The ancient Helvetia was 250 miles in length and 180 in breadth, according to the same author, yet contained only 360,000 inhabitants. The Canton of Berne alone has at present as many people.
After this computation of Appian and Diodorus Siculus, I know not whether I dare affirm that the modern Dutch are more numerous than the ancient Batavi.
Spain is decayed from what it was three centuries ago; but if we step backward two thousand years and consider the restless, turbulent, unsettled condition of its inhabitants, we may probably be inclined to think that it is now much more populous. Many Spaniards killed themselves when deprived of their arms by the Romans. It appears from Plutarch that robbery and plunder were esteemed honourable among the Spaniards. Hirtius represents in the same light the situation of that country in Cæsar’s time, and he says that every man was obliged to live in castles and walled towns for his security. It was not till its final conquest under Augustus that these disorders were repressed. The account which Strabo and Justin give of Spain corresponds exactly with those above mentioned. How much therefore must it diminish from our idea of the populousness of antiquity when we find that Cicero, comparing Italy, Africa, Gaul, Greece, and Spain, mentions the great number of inhabitants as the peculiar circumstance which rendered this latter country formidable.[97]

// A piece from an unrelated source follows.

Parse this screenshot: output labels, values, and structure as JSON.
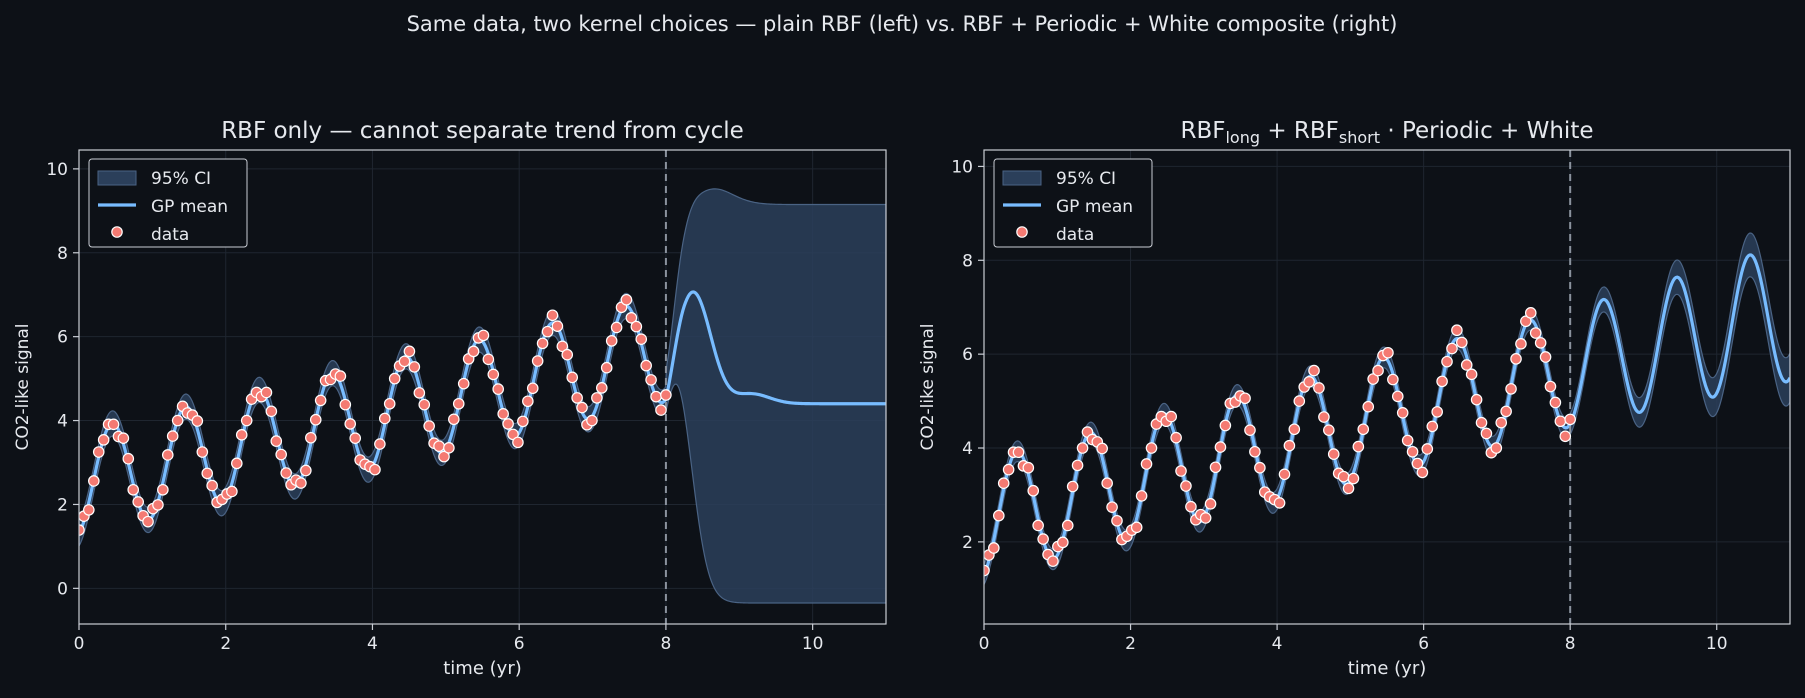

Italy, it is probable however, has decayed; but how many great cities does it still contain? Venice, Genoa, Pavia, Turin, Milan, Naples, Florence, Leghorn, which either {p169} subsisted not in ancient times, or were then very inconsiderable. If we reflect on this, we shall not be apt to carry matters to so great an extreme as is usual with regard to this subject.
When the Roman authors complain that Italy, which formerly exported corn, became dependent on all the provinces for its daily bread, they never ascribe this alteration to the increase of its inhabitants, but to the neglect of tillage and agriculture. A natural effect of that pernicious practice of importing corn in order to distribute it gratis among the Roman citizens, and a very bad means of multiplying the inhabitants of any country.[98] The sportula, so much talked of by Martial and Juvenal, being presents regularly made by the great lords to their smaller clients, must have had a like tendency to produce idleness, debauchery, and a continual decay among the people. The parish-rates have at present the same bad consequences in England.

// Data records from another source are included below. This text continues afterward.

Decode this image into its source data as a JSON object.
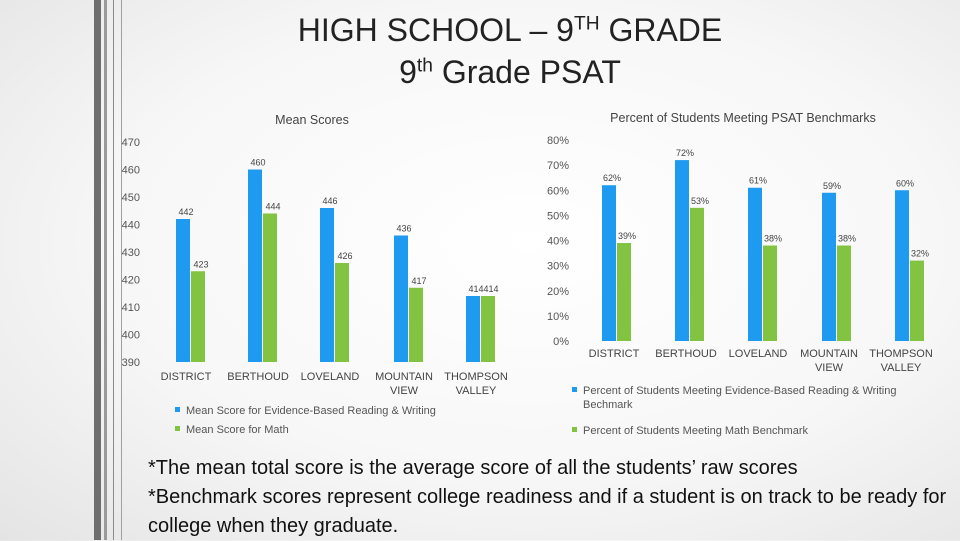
{
  "slide": {
    "title_line1_pre": "HIGH SCHOOL – 9",
    "title_line1_sup": "TH",
    "title_line1_post": " GRADE",
    "title_line2_pre": "9",
    "title_line2_sup": "th",
    "title_line2_post": " Grade PSAT",
    "footnote1": "*The mean total score is the average score of all the students’ raw scores",
    "footnote2": "*Benchmark scores represent college readiness and if a student is on track to be ready for college when they graduate."
  },
  "colors": {
    "blue": "#1e9af0",
    "green": "#82c341"
  },
  "chart_data": [
    {
      "type": "bar",
      "title": "Mean Scores",
      "categories": [
        "DISTRICT",
        "BERTHOUD",
        "LOVELAND",
        "MOUNTAIN VIEW",
        "THOMPSON VALLEY"
      ],
      "ylim": [
        390,
        470
      ],
      "yticks": [
        "390",
        "400",
        "410",
        "420",
        "430",
        "440",
        "450",
        "460",
        "470"
      ],
      "series": [
        {
          "name": "Mean Score for Evidence-Based Reading & Writing",
          "values": [
            442,
            460,
            446,
            436,
            414
          ],
          "labels": [
            "442",
            "460",
            "446",
            "436",
            "414"
          ]
        },
        {
          "name": "Mean Score for Math",
          "values": [
            423,
            444,
            426,
            417,
            414
          ],
          "labels": [
            "423",
            "444",
            "426",
            "417",
            "414"
          ]
        }
      ],
      "legend_position": "bottom"
    },
    {
      "type": "bar",
      "title": "Percent of Students Meeting PSAT Benchmarks",
      "categories": [
        "DISTRICT",
        "BERTHOUD",
        "LOVELAND",
        "MOUNTAIN VIEW",
        "THOMPSON VALLEY"
      ],
      "ylim": [
        0,
        80
      ],
      "yticks": [
        "0%",
        "10%",
        "20%",
        "30%",
        "40%",
        "50%",
        "60%",
        "70%",
        "80%"
      ],
      "series": [
        {
          "name": "Percent of Students Meeting Evidence-Based Reading & Writing Bechmark",
          "values": [
            62,
            72,
            61,
            59,
            60
          ],
          "labels": [
            "62%",
            "72%",
            "61%",
            "59%",
            "60%"
          ]
        },
        {
          "name": "Percent of Students Meeting Math Benchmark",
          "values": [
            39,
            53,
            38,
            38,
            32
          ],
          "labels": [
            "39%",
            "53%",
            "38%",
            "38%",
            "32%"
          ]
        }
      ],
      "legend_position": "bottom"
    }
  ]
}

Were I to assign a period when I imagine this part of the world might possibly contain more inhabitants than at present, I should pitch upon the age of Trajan and the Antonines, the great extent of the Roman Empire being then civilized and cultivated, settled almost in a profound peace both foreign and domestic, and living under the same regular police and government.[99] But we are told that all {p170} extensive governments, especially absolute monarchies, are destructive to population, and contain a secret vice and poison, which destroy the effect of all these promising appearances. To confirm this, there is a passage cited from Plutarch, which being somewhat singular, we shall here examine it.

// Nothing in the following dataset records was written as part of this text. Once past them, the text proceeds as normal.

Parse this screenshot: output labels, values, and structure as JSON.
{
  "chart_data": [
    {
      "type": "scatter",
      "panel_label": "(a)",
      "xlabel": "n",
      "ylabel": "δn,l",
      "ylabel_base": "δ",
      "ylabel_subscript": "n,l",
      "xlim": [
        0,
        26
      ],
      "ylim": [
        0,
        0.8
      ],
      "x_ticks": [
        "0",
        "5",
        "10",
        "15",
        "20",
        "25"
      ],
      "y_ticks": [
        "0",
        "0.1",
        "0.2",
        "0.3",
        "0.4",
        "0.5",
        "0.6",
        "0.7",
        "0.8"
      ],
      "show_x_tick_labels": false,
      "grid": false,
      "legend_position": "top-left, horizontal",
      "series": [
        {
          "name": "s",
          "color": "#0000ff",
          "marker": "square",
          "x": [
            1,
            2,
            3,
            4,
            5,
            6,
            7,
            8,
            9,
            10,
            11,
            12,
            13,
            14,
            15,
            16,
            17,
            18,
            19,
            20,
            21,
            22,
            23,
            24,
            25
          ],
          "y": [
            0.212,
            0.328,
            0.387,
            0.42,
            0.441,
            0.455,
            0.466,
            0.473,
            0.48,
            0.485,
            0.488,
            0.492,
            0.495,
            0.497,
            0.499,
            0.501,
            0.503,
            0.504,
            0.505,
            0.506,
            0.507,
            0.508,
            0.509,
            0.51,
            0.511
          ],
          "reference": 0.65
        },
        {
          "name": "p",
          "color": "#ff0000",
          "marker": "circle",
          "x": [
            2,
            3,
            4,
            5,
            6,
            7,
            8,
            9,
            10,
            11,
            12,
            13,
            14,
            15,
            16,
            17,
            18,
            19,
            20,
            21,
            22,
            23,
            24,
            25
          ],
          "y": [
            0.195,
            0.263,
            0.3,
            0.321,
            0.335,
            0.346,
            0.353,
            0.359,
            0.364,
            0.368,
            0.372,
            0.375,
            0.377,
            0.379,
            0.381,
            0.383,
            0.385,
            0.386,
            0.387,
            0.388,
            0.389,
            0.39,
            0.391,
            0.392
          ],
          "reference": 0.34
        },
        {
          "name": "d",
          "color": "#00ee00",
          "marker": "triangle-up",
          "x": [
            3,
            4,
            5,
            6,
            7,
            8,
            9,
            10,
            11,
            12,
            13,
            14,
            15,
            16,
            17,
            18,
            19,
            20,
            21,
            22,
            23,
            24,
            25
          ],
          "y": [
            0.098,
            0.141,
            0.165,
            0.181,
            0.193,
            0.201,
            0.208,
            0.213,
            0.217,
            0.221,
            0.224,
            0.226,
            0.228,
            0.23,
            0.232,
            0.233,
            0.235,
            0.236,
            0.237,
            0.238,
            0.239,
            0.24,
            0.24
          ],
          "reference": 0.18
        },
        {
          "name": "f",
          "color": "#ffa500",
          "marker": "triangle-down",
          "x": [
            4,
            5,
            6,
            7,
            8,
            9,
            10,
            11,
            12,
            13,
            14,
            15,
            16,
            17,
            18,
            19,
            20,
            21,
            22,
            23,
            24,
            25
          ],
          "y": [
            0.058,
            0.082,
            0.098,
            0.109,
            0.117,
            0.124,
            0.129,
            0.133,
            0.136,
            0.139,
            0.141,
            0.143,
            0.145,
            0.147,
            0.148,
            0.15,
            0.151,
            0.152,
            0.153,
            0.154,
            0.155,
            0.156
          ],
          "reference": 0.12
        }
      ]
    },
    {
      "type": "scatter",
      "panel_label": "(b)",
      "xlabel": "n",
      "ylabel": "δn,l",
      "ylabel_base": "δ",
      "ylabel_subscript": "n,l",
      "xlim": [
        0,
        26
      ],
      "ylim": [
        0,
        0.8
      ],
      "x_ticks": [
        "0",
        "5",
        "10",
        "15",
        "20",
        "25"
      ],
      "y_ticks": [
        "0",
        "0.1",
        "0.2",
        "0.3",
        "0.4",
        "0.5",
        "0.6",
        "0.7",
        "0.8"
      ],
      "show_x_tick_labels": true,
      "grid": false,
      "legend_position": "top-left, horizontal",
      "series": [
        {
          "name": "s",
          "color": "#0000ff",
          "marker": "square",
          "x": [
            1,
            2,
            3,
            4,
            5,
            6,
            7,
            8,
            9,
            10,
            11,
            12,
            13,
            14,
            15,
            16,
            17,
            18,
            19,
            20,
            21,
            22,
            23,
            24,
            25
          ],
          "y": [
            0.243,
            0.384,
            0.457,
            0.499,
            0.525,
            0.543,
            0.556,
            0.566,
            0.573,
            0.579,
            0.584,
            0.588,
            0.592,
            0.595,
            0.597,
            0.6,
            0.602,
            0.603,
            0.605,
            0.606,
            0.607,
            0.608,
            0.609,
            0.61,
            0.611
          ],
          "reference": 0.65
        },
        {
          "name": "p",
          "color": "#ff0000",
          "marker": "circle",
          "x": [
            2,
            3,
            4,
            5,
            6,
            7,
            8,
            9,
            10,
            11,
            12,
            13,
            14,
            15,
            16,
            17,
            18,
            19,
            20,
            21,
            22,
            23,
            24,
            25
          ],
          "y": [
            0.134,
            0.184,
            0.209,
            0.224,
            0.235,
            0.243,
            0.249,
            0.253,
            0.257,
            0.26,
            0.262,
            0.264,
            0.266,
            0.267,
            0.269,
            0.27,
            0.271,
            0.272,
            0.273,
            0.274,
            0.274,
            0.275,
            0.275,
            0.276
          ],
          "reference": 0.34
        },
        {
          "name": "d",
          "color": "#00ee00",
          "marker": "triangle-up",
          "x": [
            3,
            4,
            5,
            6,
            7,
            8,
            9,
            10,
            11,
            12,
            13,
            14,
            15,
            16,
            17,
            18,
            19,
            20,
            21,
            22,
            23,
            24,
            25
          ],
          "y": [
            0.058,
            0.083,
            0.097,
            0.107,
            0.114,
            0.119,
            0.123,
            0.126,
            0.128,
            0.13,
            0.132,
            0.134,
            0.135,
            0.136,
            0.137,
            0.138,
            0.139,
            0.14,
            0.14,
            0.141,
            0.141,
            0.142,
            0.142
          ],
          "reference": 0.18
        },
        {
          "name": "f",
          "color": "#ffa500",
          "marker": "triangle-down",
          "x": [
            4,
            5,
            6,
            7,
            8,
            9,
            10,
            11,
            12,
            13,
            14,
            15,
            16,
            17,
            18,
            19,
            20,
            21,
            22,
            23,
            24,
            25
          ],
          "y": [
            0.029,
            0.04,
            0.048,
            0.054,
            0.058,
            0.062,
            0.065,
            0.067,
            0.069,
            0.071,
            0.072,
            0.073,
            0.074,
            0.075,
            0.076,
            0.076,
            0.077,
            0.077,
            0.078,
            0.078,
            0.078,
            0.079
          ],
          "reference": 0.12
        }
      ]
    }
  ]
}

That author, endeavouring to account for the silence of many of the oracles, says that it may be ascribed to the present desolation of the world, proceeding from former wars and factions, which common calamity, he adds, has fallen heavier upon Greece than on any other country; insomuch that the whole could scarce at present furnish three thousand warriors, a number which, in the time of the Median War, were supplied by the single city of Megara. The gods, therefore, who affect works of dignity and importance, have suppressed many of their oracles, and deign not to use so many interpreters of their will to so diminutive a people. {p171}
I must confess that this passage contains so many difficulties that I know not what to make of it. You may observe that Plutarch assigns for a cause of the decay of mankind not the extensive dominion of the Romans, but the former wars and factions of the several nations, all which were quieted by the Roman arms. Plutarch’s reasoning, therefore, is directly contrary to the inference which is drawn from the fact he advances.
Polybius supposes that Greece had become more prosperous and flourishing after the establishment of the Roman yoke;[100] and though that historian wrote before these {p172} conquerors had degenerated from being the patrons to be the plunderers of mankind, yet as we find from Tacitus that the severity of the emperors afterwards checked the licence of the governors, we have no reason to think that extensive monarchy so destructive as it is so often represented.